Increasing arginine (Arg) availability reduces atrophy in cultured skeletal muscle cells. Supplementation with its metabolic precursor citrulline (Cit) is more effective at improving skeletal muscle Arg concentrations. We tested the hypothesis that Cit supplementation would attenuate skeletal muscle atrophy and loss of function during hindlimb immobilization in mice. Male C57BL/6JArc mice underwent 14 d of unilateral hindlimb immobilization/plaster casting and were supplemented with ~0.81 g Cit · kg⁻¹ · d⁻¹ (CIT group) or Ala (ALA group) mixed into their food. The uncasted contralateral limb (internal control) and an uncasted group (CON) served as controls. Muscle atrophy was evaluated with mass, fiber area, and in situ muscle function. Tibialis anterior (TA) muscle mass [ALA: 37.6 ± 0.92 mg; CIT: 38.3 ± 1.25 mg] and peak tetanic force (ALA: 1150 ± 38.5 mN; CIT: 1150 ± 52.0 mN) were lower (P < 0.001) in the ALA (53.9 ± 0.42 mg) and CIT (1760 ± 28.5 mN) groups than in the CON group. No difference was found between ALA and CIT groups for TA mass, fiber area, or peak force. The mRNA expression of the nitric oxide synthase 2, inducible (Nos2; ~15-fold) and B-cell chronic lymphoid leukemia/lymphoma 2/adenovirus E1B 19 kDa interacting protein 3 (Bnip3; ~17-fold) genes and the ratio of microtubule-associated protein light chain 3BII to 3BI (LC3BII:LC3BI) (50.5% ± 17.7%) were higher (P < 0.05) in the ALA group than in the CON group, suggesting increased autophagy.
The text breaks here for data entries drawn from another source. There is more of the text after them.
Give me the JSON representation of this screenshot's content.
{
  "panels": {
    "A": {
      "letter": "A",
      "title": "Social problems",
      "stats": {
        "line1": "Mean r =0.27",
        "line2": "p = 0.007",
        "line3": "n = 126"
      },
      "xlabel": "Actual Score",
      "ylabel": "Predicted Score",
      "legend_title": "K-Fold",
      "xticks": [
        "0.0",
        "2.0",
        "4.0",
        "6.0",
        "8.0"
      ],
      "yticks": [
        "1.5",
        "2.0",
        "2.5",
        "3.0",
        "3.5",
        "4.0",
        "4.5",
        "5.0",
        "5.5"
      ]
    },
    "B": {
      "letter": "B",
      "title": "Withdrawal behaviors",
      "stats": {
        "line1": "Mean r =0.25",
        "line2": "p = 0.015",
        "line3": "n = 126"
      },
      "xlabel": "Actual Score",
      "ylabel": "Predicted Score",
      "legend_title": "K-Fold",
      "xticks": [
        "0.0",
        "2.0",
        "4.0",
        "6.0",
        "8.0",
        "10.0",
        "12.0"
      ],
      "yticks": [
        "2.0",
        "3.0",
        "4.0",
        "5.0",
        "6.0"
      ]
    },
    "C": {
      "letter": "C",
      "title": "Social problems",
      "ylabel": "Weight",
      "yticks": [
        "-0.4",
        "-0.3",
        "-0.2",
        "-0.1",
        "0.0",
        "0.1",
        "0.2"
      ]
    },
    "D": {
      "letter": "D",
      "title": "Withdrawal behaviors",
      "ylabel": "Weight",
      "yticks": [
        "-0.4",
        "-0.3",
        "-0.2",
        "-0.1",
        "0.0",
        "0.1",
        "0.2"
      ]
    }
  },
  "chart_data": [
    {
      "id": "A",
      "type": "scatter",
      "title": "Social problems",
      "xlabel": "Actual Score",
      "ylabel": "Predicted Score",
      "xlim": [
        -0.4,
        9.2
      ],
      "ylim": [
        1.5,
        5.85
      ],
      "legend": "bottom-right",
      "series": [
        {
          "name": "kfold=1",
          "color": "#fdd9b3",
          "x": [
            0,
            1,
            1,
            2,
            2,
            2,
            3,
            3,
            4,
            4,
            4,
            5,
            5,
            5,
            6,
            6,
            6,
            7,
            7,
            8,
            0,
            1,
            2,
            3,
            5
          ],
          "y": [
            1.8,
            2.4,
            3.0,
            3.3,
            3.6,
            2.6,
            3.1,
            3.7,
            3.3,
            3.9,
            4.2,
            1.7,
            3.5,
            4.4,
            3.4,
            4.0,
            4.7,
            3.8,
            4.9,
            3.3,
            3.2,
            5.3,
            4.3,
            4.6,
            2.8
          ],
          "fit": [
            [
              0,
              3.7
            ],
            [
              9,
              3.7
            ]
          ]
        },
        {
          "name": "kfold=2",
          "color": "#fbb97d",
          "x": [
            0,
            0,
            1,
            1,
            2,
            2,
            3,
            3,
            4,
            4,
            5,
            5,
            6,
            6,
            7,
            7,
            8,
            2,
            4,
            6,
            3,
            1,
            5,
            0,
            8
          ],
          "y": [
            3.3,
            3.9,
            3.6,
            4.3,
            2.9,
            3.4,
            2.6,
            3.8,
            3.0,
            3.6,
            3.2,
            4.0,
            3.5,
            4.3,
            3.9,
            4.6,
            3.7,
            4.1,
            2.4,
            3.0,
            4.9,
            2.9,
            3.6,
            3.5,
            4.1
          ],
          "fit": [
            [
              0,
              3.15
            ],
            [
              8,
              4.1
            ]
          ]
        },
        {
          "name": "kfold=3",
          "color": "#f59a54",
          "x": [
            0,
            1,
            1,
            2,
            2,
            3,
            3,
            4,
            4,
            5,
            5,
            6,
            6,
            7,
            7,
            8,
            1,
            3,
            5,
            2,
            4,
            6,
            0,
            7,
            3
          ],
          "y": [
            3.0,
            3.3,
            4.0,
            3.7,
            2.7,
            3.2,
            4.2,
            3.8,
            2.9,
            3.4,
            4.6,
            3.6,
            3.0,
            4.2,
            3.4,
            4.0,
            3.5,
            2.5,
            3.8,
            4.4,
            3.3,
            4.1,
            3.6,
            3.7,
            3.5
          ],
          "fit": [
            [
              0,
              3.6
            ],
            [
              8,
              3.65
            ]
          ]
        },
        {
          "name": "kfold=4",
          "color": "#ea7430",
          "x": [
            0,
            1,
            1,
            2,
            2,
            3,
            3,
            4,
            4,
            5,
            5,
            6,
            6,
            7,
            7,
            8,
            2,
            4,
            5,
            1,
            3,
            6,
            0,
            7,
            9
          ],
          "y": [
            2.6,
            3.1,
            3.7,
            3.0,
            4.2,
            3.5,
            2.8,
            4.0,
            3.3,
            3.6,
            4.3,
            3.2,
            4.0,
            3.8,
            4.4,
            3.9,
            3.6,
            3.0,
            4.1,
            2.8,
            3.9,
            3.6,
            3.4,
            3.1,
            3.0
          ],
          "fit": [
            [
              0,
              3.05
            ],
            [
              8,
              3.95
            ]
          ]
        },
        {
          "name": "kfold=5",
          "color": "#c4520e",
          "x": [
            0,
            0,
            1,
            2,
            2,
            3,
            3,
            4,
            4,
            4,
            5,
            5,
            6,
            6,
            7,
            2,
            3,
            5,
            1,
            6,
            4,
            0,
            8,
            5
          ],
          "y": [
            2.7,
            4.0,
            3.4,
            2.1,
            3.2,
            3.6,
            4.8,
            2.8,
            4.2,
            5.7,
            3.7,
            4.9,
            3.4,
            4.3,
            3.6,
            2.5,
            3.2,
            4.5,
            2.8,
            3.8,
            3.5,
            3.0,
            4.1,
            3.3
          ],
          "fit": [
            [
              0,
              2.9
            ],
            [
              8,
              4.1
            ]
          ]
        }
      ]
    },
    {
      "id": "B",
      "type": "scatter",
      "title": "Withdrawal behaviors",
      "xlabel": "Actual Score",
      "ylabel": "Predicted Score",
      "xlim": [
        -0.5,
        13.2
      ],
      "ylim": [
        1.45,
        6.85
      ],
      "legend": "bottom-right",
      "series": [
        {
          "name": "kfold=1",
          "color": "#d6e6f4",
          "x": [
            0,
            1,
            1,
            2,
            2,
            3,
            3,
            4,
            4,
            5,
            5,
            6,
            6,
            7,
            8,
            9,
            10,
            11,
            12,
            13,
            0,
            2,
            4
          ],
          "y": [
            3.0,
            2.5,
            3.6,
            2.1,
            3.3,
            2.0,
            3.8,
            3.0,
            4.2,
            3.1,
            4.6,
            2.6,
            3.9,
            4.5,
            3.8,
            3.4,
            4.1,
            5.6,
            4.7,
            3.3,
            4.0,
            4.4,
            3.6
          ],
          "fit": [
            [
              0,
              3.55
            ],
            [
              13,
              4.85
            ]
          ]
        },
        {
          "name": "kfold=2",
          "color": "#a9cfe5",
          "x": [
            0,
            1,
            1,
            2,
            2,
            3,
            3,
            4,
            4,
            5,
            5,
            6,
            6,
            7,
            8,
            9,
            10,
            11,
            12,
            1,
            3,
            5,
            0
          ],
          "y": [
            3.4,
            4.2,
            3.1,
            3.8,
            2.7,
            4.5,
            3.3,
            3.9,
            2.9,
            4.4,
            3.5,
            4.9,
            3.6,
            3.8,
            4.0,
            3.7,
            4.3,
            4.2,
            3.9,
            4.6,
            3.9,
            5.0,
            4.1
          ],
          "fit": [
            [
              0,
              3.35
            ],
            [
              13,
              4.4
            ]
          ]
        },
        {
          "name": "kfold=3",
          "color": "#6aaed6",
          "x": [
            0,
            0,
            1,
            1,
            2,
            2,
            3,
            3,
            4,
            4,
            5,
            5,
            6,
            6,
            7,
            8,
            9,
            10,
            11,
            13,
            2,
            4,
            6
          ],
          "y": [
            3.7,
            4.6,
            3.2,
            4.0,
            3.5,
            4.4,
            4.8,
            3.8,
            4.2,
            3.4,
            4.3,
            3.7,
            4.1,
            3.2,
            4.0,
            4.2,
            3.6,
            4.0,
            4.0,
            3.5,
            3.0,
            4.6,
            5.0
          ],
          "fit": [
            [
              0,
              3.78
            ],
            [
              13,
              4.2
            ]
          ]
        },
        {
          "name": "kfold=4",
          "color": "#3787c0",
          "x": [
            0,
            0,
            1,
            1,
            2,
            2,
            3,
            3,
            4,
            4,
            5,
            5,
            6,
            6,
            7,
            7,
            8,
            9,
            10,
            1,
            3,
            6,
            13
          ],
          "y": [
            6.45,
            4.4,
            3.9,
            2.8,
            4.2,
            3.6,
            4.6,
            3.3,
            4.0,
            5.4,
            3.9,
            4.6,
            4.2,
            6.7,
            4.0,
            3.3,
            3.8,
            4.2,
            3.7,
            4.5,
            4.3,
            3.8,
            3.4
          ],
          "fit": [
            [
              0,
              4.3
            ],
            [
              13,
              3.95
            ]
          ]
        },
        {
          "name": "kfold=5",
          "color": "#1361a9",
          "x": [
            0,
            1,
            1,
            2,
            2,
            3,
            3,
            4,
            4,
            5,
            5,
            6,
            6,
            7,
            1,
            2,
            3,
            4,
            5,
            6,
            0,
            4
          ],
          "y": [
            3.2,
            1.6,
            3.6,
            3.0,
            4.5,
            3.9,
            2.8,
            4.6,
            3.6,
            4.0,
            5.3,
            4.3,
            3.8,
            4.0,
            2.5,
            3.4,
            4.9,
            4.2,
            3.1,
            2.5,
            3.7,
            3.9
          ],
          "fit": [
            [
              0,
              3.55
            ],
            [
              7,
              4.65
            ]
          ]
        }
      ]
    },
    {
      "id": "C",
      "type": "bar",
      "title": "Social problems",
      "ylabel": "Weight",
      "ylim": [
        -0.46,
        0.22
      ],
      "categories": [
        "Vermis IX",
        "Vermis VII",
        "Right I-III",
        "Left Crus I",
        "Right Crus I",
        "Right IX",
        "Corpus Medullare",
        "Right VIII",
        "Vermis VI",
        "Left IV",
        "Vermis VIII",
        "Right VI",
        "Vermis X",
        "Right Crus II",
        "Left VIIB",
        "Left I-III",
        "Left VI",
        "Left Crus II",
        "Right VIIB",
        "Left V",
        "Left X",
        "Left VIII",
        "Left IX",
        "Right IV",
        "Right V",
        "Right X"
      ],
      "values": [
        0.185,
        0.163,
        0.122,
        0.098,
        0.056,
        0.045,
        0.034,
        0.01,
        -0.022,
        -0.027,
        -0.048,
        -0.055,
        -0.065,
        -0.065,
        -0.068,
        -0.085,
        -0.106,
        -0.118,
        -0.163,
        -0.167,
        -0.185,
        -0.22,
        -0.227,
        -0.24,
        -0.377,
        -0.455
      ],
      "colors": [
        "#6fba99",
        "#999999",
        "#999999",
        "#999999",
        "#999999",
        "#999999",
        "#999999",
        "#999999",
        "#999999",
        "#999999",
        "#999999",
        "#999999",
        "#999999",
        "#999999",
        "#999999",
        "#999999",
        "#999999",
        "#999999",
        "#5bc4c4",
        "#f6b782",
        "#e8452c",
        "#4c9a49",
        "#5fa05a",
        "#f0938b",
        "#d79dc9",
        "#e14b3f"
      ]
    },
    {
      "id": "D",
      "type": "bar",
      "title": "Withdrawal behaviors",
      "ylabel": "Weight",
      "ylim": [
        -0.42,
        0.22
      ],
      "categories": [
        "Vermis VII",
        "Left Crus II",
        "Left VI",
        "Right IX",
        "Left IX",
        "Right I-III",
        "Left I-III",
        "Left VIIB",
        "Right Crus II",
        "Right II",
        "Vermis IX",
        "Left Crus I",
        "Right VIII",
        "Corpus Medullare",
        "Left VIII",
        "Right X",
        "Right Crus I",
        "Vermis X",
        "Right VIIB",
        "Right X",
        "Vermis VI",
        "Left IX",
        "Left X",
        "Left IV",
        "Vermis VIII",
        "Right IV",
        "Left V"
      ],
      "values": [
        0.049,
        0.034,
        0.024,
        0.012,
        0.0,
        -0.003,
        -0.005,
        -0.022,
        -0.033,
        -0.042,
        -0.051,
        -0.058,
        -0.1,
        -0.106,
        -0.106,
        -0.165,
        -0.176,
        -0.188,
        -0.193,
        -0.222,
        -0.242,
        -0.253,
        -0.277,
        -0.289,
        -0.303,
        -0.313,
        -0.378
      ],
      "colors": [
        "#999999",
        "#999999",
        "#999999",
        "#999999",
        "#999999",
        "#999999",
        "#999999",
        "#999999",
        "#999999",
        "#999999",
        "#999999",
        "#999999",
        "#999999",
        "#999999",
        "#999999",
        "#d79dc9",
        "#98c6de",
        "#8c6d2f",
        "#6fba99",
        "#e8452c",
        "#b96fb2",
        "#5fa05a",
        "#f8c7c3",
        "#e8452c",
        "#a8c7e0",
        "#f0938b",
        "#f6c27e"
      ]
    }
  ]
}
In the CIT group, Bnip3 mRNA was lower (-70%; P < 0.05) and Nos2 mRNA tended to be lower (-45%; P = 0.05) than in the ALA group, whereas LC3BII:LC3BI was not different from the CON group. Cit treatment of male mice did not affect therapeutically relevant outcome measures such as skeletal muscle mass and peak muscle force after 14 d of hindlimb immobilization.